FSU’s Applied Superconductivity Center, housed in the National High Magnetic
Field Laboratory, the High Performance Materials Institute in Tallahassee, Florida,
scientists at FSU, and even more broadly throughout Florida, will soon have
access to the highest resolution – 80 picometers, or one-trillionth of
a meter – of any commercially available S/TEM in its class. The imaging
and analytical resolution of the new JEOL 200kV S/TEM will make it possible
to directly observe atomic position, chemical composition, and electronic bonding
information that is crucial to development of novel materials with the highest
performance. Typical materials are superconductors, light weight high performance
composites, semiconductors, biomaterials, catalyses, materials for fuel cells
and high strength metallic materials.
“It’s great that multiple fine institutes and centers exist on
this campus and can agree to collectively invest on behalf of a large number
of people,” said Dr. David Larbalestier, one of the world’s foremost
materials scientists and director of Florida State University’s Applied
Superconductivity Center. “I have an intense interest in high temperature
superconductors and hope to use this new instrument to drive superconducting
technology forward. Last year with our colleagues in the magnet lab we demonstrated
that these new superconductors could be used to generate magnetic fields fifty
percent higher than ever before by any superconducting magnet. It’s very
exciting.” Other practical applications for the new superconductors include
high power underground power cables that have the potential to greatly enhance
the transmission of power underground into big cities. “But to have such
a capable instrument with broad capabilities means that it can be very useful
to many other leading campus researchers too.”

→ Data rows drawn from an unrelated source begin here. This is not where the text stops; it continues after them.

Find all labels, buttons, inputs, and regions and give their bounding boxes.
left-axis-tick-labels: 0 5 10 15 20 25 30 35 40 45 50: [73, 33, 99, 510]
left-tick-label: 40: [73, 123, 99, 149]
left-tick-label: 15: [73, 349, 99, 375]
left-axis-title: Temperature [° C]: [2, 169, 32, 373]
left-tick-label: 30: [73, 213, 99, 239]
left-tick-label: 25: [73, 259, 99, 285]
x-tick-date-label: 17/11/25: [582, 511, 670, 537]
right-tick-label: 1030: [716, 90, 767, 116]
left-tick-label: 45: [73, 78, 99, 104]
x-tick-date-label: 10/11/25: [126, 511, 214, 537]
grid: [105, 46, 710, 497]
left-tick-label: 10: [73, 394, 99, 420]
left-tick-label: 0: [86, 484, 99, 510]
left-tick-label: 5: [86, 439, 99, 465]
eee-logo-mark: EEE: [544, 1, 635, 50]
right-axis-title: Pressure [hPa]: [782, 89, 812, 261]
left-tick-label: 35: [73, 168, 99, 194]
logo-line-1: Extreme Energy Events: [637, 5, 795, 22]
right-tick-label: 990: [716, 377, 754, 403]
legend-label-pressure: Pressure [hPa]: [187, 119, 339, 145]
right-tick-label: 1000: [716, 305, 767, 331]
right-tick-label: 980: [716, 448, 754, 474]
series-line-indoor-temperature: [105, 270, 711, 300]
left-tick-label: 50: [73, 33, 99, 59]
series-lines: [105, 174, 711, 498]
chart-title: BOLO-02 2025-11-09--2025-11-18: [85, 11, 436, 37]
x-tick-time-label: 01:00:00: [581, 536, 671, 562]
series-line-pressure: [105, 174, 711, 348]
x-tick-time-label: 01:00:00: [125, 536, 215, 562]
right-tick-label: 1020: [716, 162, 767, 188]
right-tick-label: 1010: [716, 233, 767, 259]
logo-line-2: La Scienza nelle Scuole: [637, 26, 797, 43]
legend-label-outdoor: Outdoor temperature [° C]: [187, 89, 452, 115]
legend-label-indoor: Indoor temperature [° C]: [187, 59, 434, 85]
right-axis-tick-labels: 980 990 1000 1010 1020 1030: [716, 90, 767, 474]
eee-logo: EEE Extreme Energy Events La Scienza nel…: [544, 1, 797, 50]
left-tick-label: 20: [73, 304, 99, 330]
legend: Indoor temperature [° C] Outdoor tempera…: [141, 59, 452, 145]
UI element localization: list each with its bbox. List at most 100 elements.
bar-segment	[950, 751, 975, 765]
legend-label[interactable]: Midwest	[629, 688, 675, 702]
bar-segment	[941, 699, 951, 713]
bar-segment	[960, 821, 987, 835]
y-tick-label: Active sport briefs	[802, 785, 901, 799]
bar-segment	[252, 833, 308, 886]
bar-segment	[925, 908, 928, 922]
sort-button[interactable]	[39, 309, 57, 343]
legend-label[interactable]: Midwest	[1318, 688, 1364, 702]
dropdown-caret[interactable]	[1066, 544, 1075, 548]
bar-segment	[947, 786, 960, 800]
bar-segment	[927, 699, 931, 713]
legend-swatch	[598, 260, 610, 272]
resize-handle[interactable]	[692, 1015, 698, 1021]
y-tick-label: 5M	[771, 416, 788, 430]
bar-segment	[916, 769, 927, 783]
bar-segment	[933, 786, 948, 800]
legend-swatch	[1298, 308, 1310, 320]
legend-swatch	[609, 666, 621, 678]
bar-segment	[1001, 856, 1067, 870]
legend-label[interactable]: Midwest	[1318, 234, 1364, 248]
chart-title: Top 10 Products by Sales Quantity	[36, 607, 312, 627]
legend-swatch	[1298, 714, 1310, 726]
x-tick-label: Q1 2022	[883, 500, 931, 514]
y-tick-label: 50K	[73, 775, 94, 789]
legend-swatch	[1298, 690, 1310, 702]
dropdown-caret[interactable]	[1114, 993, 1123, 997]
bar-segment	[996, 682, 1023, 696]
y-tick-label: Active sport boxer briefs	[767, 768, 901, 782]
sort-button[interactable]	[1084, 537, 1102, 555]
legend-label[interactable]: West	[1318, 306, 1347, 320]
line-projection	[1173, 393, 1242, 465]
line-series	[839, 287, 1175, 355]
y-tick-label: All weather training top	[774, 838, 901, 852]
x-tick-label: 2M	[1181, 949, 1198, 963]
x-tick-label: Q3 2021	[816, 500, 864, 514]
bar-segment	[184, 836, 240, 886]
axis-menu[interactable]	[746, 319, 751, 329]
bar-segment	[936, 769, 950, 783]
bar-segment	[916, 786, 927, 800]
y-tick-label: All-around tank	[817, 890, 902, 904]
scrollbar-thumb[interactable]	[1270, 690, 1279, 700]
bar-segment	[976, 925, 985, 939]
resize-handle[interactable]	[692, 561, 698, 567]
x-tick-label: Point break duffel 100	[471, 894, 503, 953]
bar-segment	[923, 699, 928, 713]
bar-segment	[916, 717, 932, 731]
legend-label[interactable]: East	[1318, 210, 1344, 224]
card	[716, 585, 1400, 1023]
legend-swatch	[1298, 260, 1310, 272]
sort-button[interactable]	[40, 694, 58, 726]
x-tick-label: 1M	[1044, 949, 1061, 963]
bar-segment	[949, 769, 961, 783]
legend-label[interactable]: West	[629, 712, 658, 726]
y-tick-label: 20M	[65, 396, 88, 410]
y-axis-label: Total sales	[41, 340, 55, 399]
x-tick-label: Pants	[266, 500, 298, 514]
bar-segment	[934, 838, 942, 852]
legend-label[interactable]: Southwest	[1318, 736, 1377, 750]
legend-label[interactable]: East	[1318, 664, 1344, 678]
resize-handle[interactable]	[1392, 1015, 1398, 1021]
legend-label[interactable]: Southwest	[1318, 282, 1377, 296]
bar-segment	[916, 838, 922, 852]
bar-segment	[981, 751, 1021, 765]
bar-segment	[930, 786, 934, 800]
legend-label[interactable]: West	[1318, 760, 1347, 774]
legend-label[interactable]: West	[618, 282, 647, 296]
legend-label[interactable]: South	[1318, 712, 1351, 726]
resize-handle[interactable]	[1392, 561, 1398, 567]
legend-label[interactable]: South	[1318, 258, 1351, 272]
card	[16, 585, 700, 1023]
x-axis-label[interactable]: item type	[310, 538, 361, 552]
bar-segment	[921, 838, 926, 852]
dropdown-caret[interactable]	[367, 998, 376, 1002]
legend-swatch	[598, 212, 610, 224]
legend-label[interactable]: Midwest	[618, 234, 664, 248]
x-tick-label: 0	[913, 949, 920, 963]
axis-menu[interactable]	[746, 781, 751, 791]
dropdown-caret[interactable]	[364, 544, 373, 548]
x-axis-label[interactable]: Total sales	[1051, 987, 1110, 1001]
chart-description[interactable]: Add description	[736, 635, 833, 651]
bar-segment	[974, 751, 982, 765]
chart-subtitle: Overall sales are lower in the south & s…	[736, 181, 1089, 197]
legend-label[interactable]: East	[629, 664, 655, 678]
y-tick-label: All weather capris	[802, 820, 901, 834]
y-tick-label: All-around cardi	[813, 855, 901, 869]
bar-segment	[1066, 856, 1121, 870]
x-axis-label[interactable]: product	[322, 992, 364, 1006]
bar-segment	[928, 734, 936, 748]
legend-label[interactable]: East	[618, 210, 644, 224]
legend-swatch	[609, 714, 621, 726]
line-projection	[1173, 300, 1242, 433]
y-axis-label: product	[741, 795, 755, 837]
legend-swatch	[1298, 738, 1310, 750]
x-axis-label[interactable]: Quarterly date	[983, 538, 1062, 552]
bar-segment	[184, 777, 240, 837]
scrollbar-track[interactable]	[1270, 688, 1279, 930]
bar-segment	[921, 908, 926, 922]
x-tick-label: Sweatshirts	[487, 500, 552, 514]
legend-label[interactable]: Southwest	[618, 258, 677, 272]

Researching the properties of powerful new superconducting materials, such
as YBCO, BSCCO, and the recently discovered pnictides at FSU’s National
High Field Magnet Lab (NHFML), includes testing them with the world’s
strongest magnets. The NHFML is home to hybrid and high field magnets including
one with the world’s highest magnetic field, 45 tesla, nearly a million
times that of the earth in its orbit.
“Advanced superconductors are true nanostructures,” said Labarlestier.
“When I was a young assistant professor, we were trying to understand
the workhorse of 95% of all superconducting applications, niobium titanium,
and we got our first glimpse of the nanoribbons of almost pure titanium, only
2-3 nm thick that are so essential to their outstanding properties. We were
convinced we needed an analytical microscope and bought one of the very first
fully analytical machines from one of JEOL’s competitors. This new JEOL
STEM in full analytical mode will let us perform analysis at the single atom
level that we dreamed of then, but which has been out of our grasp until now.
The new machine is ideal for settling this type of problem.”
The High-Performance Materials Institute (HPMI) will utilize the TEM in its
efforts toward developing multifunctional nanocomposites. The advanced nanomaterials
should one day be used to produce lighter, stronger and safer aircraft, spacecraft
and automobiles. “This resource should prove vital toward accelerating
nanocomposites into the market place,” said Dr. Richard Liang, Chief Technologist
of the HPMI and Professor of Industrial and Manufacturing Engineering. “We
should soon provide the capabilities to produce multifunctional materials that
will make transportation more energy efficient, affordable, and safer.”
“We will be able to probe individual atomic sites and determine the atomic
and electronic structure with single-atomic column sensitivity,” Dr. Yan
Xin, Associate in Research, Magnet Science & Technology, explained. “For
instance, various defects, such as dislocation sites, in materials are a major
factor to impact the applications of high temperature superconductors, high
strength materials, biomaterials, semiconductors and fuel cell materials. We
are working to improve defect properties so it’s very important to know
exactly the position and chemistry of individual atomic column. This sub-angstrom
microscope will give us that information one atomic column by one atomic column.”
The funding for the TEM was provided by the Florida State University Research
Foundation, with matching funds from the Center of Excellence in Advanced Materials.
The Center of Excellence, funded by the Florida Board of Governors, was established
by researchers at the High-Performance Materials Institute.